Colonisation de l’Algérie

Il est aussi l’auteur d’un ouvrage sur l’avenir de l’Algérie [14]. Il se prononce pour une plus grande autonomie de la colonie par rapport à la métropole – l’envoi de députés au parlement français étant remplacé par la création d’une assemblée coloniale en Algérie [15] – ainsi que pour une acculturation des indigènes dont il pense qu’ils devraient peu à peu adopter le mode de vie européen et la nationalité française, ce processus devant être facilité par une importante immigration ; « noyer la population indigène dans une population européenne plus dense et plus compacte : voilà notre objectif » ; en effet « les nouveaux venus, trouvant la place occupée dans les terres suburbaines pousseraient plus avant dans les grandes vallées, pénétreraient les populations indigènes, les diviseraient et opéreraient sans secousse la fusion que nous voulons atteindre » [16], les indigènes obtenant le même statut et les mêmes droits que les Européens. Il souhaite le développement et l’autonomie du niveau communal, dont il souligne ce qu’il doit à l’école phalanstérienne : « sa formule [de l’école phalanstérienne] était peut-être une utopie ; mais l’honneur d’avoir proposé l’organisation de la commune lui appartient tout entier » [17].

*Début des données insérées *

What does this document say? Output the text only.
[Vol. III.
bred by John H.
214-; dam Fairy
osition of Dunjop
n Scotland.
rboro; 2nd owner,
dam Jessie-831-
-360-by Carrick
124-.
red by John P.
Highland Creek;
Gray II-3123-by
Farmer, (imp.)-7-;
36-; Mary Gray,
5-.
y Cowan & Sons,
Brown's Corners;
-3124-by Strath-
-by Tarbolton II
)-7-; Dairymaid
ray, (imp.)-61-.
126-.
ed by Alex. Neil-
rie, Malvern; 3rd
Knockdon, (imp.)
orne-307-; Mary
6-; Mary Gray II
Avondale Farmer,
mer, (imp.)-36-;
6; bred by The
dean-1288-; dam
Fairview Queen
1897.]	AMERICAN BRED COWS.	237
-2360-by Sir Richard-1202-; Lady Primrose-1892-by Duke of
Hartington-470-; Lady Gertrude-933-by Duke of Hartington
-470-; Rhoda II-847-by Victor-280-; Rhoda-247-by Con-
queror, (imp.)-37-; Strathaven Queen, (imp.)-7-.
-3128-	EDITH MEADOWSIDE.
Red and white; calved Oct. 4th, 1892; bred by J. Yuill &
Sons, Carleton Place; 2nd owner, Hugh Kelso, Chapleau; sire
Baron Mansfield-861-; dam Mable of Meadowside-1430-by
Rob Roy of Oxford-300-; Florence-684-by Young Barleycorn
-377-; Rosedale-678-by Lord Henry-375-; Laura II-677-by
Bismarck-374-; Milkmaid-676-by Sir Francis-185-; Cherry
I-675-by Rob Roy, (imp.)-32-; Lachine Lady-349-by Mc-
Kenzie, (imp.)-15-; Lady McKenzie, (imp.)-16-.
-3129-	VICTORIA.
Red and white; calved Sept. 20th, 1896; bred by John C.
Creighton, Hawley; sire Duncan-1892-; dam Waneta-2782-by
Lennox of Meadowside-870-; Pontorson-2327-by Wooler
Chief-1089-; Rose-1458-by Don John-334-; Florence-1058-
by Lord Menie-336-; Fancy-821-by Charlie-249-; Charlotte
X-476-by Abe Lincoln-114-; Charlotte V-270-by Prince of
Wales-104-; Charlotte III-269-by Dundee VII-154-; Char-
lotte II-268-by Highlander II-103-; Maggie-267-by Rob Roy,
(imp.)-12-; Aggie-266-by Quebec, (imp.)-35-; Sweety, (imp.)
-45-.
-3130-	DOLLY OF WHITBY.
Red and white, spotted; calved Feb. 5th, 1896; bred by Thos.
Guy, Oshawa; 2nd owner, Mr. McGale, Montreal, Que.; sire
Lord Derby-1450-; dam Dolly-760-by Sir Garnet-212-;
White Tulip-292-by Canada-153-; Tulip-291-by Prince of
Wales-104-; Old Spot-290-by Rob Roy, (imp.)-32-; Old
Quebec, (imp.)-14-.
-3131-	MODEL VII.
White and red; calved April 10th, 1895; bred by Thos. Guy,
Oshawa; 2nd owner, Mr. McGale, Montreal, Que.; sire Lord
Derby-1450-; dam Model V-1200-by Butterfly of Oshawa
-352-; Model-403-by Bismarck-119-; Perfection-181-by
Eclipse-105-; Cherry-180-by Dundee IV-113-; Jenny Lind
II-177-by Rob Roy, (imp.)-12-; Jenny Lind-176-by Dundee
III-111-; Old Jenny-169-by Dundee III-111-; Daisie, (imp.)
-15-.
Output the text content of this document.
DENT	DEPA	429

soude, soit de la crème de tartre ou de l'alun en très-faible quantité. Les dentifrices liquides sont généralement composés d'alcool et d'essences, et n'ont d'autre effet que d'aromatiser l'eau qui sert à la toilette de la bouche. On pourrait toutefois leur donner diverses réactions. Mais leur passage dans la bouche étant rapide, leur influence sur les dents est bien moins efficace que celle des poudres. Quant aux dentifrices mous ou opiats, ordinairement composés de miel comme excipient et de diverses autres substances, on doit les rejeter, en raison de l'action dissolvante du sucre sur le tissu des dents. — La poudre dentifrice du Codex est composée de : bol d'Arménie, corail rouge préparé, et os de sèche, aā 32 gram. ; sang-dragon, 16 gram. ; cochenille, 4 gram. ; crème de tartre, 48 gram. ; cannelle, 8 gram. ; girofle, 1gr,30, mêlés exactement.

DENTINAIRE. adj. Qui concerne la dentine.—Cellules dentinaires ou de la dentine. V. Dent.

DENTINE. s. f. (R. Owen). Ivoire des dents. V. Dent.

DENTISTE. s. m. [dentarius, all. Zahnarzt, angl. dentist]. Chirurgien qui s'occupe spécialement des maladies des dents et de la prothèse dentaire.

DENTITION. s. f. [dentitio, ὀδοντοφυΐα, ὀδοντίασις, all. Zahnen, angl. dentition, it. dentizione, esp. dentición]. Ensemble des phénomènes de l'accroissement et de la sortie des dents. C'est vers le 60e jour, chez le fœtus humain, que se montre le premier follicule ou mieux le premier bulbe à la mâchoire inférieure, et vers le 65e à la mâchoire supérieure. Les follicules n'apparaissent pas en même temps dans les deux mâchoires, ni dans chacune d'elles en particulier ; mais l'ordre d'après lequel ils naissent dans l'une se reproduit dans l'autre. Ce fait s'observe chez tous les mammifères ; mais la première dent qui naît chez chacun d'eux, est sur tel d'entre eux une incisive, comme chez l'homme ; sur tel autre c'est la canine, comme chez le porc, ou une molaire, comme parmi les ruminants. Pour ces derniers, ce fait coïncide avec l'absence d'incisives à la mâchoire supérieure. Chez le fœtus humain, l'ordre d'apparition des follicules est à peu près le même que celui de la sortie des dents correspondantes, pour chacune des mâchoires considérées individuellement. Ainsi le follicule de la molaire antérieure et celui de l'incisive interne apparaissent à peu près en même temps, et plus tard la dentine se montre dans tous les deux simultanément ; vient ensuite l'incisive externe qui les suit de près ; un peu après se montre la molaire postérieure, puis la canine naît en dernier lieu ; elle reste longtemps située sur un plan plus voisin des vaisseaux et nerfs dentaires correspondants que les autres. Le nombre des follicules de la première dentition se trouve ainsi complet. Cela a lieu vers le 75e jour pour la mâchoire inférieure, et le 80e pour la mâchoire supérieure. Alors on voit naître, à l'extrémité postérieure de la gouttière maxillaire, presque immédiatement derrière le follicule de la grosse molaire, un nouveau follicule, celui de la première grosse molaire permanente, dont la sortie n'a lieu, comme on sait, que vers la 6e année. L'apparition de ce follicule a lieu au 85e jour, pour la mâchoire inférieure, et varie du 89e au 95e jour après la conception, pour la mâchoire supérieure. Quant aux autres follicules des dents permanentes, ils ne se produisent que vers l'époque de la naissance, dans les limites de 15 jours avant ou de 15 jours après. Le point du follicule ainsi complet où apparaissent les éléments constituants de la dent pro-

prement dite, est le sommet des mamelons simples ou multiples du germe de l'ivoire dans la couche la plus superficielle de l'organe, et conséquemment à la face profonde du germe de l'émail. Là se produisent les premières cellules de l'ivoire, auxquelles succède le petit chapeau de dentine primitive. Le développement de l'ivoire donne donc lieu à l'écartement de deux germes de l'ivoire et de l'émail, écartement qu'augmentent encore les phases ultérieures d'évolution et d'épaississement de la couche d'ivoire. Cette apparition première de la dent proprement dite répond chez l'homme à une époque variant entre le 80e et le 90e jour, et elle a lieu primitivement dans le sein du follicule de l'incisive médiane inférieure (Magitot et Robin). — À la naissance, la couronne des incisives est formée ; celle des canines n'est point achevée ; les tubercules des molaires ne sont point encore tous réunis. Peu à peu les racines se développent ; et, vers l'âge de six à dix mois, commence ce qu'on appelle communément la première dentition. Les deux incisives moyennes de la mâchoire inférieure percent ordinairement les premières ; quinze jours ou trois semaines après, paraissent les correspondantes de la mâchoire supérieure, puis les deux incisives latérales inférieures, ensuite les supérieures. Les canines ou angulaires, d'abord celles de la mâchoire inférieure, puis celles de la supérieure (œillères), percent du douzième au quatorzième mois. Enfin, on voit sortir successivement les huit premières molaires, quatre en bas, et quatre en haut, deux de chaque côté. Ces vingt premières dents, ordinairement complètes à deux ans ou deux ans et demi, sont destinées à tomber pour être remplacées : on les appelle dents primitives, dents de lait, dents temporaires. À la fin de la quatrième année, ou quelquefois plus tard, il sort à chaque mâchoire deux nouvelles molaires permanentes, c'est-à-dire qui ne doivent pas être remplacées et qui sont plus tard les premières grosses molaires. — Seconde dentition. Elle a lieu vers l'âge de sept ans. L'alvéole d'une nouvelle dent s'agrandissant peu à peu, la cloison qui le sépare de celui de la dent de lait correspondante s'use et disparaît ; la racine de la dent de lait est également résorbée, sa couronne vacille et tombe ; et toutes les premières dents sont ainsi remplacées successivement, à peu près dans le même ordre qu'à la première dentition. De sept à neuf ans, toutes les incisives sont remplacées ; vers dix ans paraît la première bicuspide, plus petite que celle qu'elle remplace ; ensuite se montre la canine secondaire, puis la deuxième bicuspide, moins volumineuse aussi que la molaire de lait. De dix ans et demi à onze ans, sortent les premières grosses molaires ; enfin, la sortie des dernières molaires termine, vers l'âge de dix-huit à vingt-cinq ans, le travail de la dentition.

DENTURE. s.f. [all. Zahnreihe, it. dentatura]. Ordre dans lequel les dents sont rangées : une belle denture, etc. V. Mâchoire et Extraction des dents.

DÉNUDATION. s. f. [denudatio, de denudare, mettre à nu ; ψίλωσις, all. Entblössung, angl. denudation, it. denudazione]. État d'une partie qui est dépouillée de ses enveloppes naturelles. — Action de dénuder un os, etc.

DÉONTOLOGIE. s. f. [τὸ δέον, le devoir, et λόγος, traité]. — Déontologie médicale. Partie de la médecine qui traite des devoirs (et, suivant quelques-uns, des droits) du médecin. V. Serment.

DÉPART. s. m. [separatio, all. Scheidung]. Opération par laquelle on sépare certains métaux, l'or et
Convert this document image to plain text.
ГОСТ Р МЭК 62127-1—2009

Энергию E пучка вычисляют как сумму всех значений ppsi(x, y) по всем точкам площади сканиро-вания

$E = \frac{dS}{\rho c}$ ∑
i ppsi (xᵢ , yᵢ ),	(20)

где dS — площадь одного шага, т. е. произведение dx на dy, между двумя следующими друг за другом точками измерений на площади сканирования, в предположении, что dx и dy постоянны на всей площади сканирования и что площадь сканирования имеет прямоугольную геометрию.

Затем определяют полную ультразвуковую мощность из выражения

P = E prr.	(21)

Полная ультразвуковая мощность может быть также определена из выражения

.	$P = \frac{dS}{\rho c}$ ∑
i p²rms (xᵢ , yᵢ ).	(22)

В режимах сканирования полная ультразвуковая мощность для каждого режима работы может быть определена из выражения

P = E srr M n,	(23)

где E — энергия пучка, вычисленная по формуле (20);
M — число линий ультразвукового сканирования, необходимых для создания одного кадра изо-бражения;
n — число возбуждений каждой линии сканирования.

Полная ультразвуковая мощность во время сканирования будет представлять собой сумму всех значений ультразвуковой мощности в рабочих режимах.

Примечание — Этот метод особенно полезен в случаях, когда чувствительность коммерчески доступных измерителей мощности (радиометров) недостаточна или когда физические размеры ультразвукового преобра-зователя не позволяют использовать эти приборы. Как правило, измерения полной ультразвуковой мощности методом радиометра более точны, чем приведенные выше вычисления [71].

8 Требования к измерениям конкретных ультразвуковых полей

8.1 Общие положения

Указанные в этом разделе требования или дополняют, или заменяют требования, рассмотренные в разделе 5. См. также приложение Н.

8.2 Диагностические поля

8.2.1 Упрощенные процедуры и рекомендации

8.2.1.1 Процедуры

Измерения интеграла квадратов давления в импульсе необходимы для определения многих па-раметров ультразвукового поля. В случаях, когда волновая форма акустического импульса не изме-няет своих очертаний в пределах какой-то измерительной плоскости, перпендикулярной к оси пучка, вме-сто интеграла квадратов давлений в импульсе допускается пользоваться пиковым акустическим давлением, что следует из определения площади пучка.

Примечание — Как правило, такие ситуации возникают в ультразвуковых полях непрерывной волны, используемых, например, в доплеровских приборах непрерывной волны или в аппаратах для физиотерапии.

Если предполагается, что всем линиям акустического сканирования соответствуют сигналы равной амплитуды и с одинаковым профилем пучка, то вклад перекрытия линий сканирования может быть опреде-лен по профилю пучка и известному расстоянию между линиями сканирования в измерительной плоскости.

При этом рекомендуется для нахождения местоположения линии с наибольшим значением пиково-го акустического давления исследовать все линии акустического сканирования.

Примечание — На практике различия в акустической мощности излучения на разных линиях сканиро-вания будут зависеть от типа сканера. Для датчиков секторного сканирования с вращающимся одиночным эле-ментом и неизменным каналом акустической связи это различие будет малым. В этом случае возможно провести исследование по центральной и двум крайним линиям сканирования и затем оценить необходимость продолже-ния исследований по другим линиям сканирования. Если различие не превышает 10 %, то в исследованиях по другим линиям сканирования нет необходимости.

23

Il est nommé consul pour le Chili en 1872 [18]. Quand se développent les projets de restauration de la monarchie, il signe un texte en faveur de la République [19].

Il semble cesser son activité d’éditeur et d’imprimeur en 1876, année où sont publiés les derniers documents imprimés dans son entreprise. Il s’installe alors dans la banlieue d’Alger, à Saint-Eugène (aujourd’hui Bologhine), où il décède. Libre penseur, il est enterré civilement, conformément à sa demande [20].